The makers say so themselves. Amid the emerging price war, an Anthropic spokesman told the Wall Street Journal that companies now judge models on price per task, what it costs to finish a job start to finish, rather than price per token. You end up paying for the result, and for producing it the thousandth time someone needs it. That is where how a system is built starts to matter more than which model it uses.
Where the money actually goes
Most systems that answer questions about documents read the document at the moment the question is asked. One approach feeds the whole document to the model and asks; another finds the relevant passages first and feeds only those. Both are reasonable, and the second is the common default. Both also redo the same work on every question, re-reading the text and working out the same cross-references and definitions each time. For a team asking many questions of the same documents, that is the same work, paid for again and again. It is also the least reliable way to do it, since models get worse as the input gets longer even when the right passage is right there, and Stanford's RegLab has shown how often legal answers cite a source that does not actually support them.

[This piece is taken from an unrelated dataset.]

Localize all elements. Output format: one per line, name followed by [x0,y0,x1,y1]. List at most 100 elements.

The alternative is to do that work once, when a document first comes in, and save the result as organized data that later questions read from instead of working it out again. The hard, error-prone step happens up front, on a document that is not going to change, where the result can be checked once rather than trusted blind on every question.
Where the gap opens
How much you save comes down to two things: how often you ask, and across how many documents.
Ask one question and re-reading actually wins, because organizing the document up front costs more than simply reading it once. But organizing is a one-time cost, and every question after it is cheap: each one looks up only the part it needs instead of reading the whole thing again. Each of those lookups runs roughly ten times cheaper than a full re-read. The savings pile up fast. Somewhere around the fifth question they cover the up-front cost, and by the hundredth, re-reading the entire document every time looks absurd.

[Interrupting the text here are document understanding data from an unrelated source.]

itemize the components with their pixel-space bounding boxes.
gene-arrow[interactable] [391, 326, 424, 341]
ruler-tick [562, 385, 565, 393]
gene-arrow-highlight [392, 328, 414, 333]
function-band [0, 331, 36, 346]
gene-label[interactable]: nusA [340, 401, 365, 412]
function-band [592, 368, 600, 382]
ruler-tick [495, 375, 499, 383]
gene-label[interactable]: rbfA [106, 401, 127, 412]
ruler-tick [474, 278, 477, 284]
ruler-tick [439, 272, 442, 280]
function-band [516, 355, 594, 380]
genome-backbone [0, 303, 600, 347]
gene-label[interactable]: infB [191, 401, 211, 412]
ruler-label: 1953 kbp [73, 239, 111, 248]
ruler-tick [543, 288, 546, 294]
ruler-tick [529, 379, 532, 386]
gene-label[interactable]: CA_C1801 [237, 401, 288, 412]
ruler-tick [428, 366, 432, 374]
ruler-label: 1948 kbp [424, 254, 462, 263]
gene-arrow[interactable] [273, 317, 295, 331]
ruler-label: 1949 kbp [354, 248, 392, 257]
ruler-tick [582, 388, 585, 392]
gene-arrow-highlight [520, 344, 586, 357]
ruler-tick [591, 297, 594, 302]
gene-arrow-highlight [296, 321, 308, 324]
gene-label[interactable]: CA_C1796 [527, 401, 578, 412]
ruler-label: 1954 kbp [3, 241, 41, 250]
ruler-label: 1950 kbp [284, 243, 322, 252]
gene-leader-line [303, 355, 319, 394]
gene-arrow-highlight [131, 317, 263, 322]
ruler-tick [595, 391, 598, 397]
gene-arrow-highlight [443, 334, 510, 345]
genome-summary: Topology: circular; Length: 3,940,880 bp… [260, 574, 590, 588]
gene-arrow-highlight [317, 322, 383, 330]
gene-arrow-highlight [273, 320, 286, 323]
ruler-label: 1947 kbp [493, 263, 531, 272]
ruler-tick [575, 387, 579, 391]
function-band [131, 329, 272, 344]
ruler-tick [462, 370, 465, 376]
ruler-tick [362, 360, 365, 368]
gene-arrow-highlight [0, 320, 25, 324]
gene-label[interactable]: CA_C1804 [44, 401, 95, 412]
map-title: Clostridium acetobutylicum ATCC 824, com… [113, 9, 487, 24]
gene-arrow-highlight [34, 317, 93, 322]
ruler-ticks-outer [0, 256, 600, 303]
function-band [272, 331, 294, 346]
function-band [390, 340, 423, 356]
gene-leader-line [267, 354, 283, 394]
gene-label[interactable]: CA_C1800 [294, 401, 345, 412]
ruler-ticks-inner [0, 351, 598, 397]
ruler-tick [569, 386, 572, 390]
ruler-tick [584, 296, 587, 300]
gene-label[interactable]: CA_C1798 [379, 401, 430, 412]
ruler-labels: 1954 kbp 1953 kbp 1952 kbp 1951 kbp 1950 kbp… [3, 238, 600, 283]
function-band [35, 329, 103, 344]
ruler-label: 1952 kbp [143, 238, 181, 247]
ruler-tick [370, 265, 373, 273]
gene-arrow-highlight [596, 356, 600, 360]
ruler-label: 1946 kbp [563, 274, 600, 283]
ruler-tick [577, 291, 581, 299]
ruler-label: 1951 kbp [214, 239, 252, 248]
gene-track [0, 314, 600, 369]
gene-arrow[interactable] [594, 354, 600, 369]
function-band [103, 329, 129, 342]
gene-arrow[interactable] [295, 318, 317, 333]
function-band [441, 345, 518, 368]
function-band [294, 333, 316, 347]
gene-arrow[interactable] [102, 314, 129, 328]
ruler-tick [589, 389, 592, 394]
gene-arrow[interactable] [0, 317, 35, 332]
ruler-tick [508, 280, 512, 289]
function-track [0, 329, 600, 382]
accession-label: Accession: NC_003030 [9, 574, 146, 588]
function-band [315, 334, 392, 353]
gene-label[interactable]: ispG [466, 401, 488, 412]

The bigger gap shows up across many documents. Ask which of ten thousand contracts renew next quarter under a given liability cap. Answering that by reading all ten thousand is wildly expensive, and more than any single model can take in at once. Against the organized version it is one lookup. That is less about cost than about possibility: the difference between a question you can ask any time and one you would never bother to ask at all.
One more saving sits on top. Not every step needs the most powerful model - the simpler parts run fine on smaller, cheaper ones, and the top model is saved for what genuinely needs it. That is much of what the price war is about, and it stacks with doing the work once: a cheaper model that no longer re-reads the same contract every time is cheaper still.
What this means if you are buying
The models will keep improving and keep fighting over price, and you don't have to pick the winner. What matters more is the system underneath: whether it keeps paying to re-read your documents, or does the work once and reuses it. As running AI gets more expensive, that gap only widens.
Through all of it, the value sits in your own organized record more than in any model on top of it. That record is what we build, but the point stands without us: treating AI as free to run is ending, and the systems that last are the ones that stop paying to read the same page twice.